Until I turn. That’s when the guy realizes he’s getting a two instead of a nine, and disappointment sets in.

“Aw, fuck yeah.” His grunted words are punctuated by my pussy sliding down on his cock.

He’d rather do me doggy-style, so he doesn’t have to stare me in the face, but this position is better for me. And since he’s not the least bit concerned with anything other than getting his own rocks off, a girl’s gotta do what a girl’s gotta do.

Why do I even bother going to all this trouble? Well, I’d deny it till my last dying breath, but deep down, there are times when I feel so damn lonely and isolated that I crave another person’s touch. A brief moment to feel connected to someone, even if it’s only physical.

That’s why, on occasion, I pick up an out-of-towner at the Freebird to scratch my itch. There’s no worry that I’ll have to face them afterward, and they consider fucking “the scar-faced chick” as something weird and different. But this whole deal has started to lose its luster.

If it ever really had a shine to begin with, that is.

I get that I’m a freak. That there’s not a chance in hell of finding someone who’d accept me for who I am and what I can do. I also can’t trust that another person wouldn’t try to use my ability for their own gain.

“Yeahhh. Just like that, baby.” He rolls his hips, and sure, it feels good, but he’s chasing his own goddamn O and not the least bit worried about mine. Which is why I have no choice in the matter.

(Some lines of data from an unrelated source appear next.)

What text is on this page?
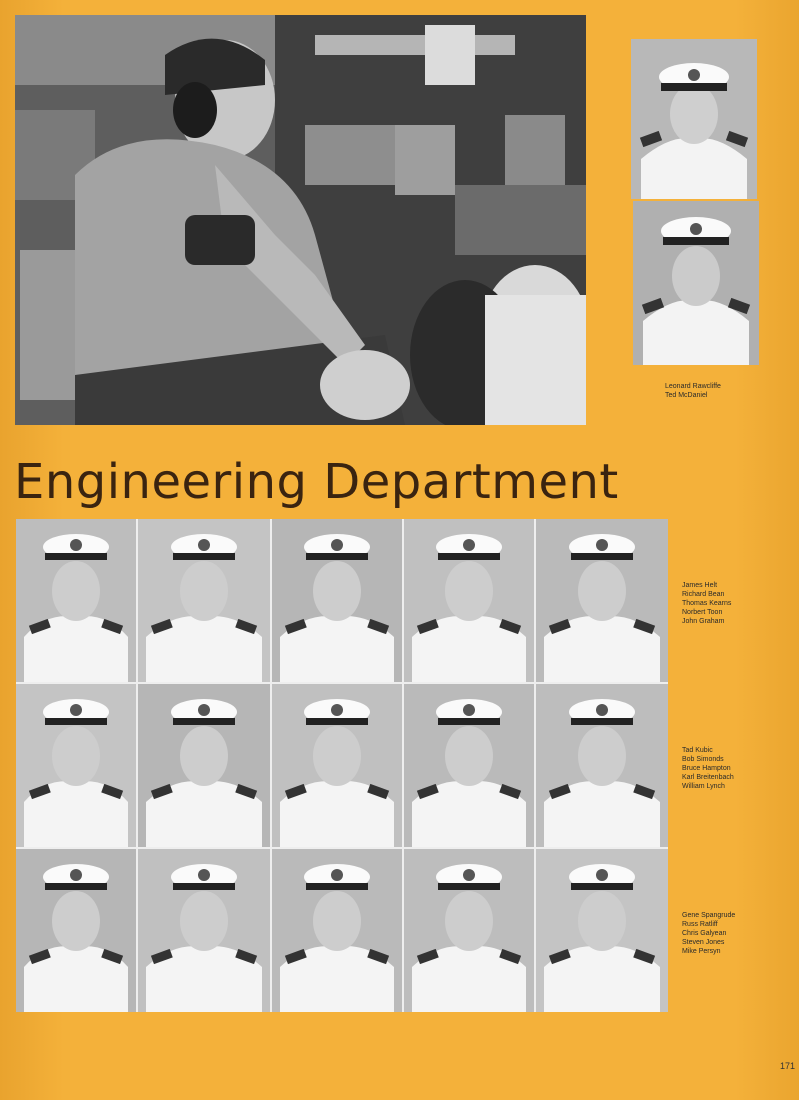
Leonard Rawcliffe
Ted McDaniel
Engineering Department
James Helt
Richard Bean
Thomas Kearns
Norbert Toon
John Graham
Tad Kubic
Bob Simonds
Bruce Hampton
Karl Breitenbach
William Lynch
Gene Spangrude
Russ Ratliff
Chris Galyean
Steven Jones
Mike Persyn
171
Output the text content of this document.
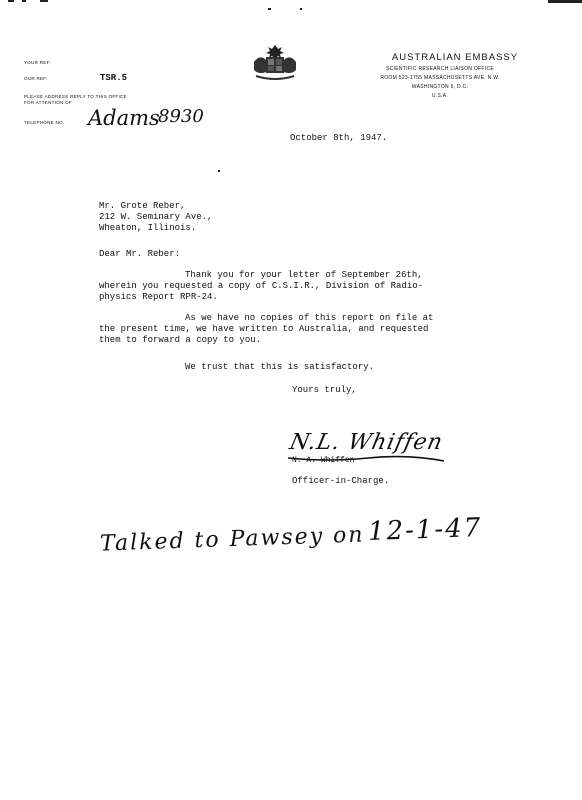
AUSTRALIAN EMBASSY
SCIENTIFIC RESEARCH LIAISON OFFICE
ROOM 523-1755 MASSACHUSETTS AVE. N.W.
WASHINGTON 6, D.C.
U.S.A.
YOUR REF:
OUR REF.	TSR.5
PLEASE ADDRESS REPLY TO THIS OFFICE
FOR ATTENTION OF
TELEPHONE NO. Adams
8930
October 8th, 1947.
Mr. Grote Reber,
212 W. Seminary Ave.,
Wheaton, Illinois.
Dear Mr. Reber:
Thank you for your letter of September 26th,
wherein you requested a copy of C.S.I.R., Division of Radio-
physics Report RPR-24.
As we have no copies of this report on file at
the present time, we have written to Australia, and requested
them to forward a copy to you.
We trust that this is satisfactory.
Yours truly,
N.L. Whiffen
N. A. Whiffen
Officer-in-Charge.
Talked to Pawsey on 12-1-47
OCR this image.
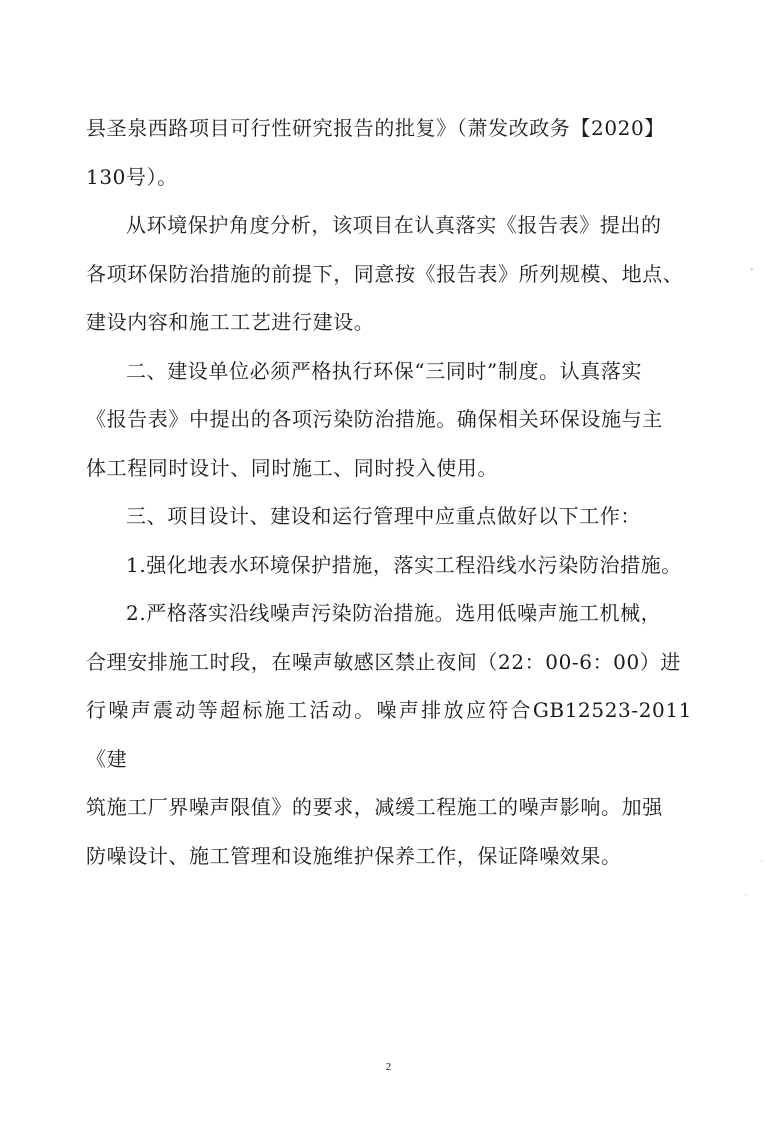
县圣泉西路项目可行性研究报告的批复》（萧发改政务【2020】
130号）。

从环境保护角度分析，该项目在认真落实《报告表》提出的
各项环保防治措施的前提下，同意按《报告表》所列规模、地点、
建设内容和施工工艺进行建设。

二、建设单位必须严格执行环保“三同时”制度。认真落实
《报告表》中提出的各项污染防治措施。确保相关环保设施与主
体工程同时设计、同时施工、同时投入使用。

三、项目设计、建设和运行管理中应重点做好以下工作：

1.强化地表水环境保护措施，落实工程沿线水污染防治措施。

2.严格落实沿线噪声污染防治措施。选用低噪声施工机械，
合理安排施工时段，在噪声敏感区禁止夜间（22：00-6：00）进
行噪声震动等超标施工活动。噪声排放应符合GB12523-2011《建
筑施工厂界噪声限值》的要求，减缓工程施工的噪声影响。加强
防噪设计、施工管理和设施维护保养工作，保证降噪效果。

2
ﾞ
ˌ
ˈ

I need to take control of my own pleasure.

The instant I concentrate and press my thumb and finger together, everything goes still. Including the man beneath me. He lies there as if he’s frozen, and in a way he has.

Frozen in time.

No longer does a light breeze from the air-conditioning unit tousle the corner of the bedsheet. Now the material lies flat, unmoved. The near-lifeless bulb in the shitty desk lamp no longer performs its annoying off-beat strobe-light flicker.

Light from tonight’s half-moon drifts past the curtain’s edges, disrupting the room’s dark shadows. Its glow cuts a path that partially illuminates the man beneath me.

Face perfectly still, his mouth is parted. His chest no longer rises and falls, but he’s not dead.

An eerie silence has descended over the room, but I’m used to it. Used to being the only one impervious to the effect.

I shift on his hard cock and furiously rub my clit, eager to get off. My eyes fall closed as I chase my pleasure and dive deep into a place where nothing else matters.

Where my scars don’t elicit shudders or cringes. Where no one judges me strictly by my looks. Where it feels like I belong.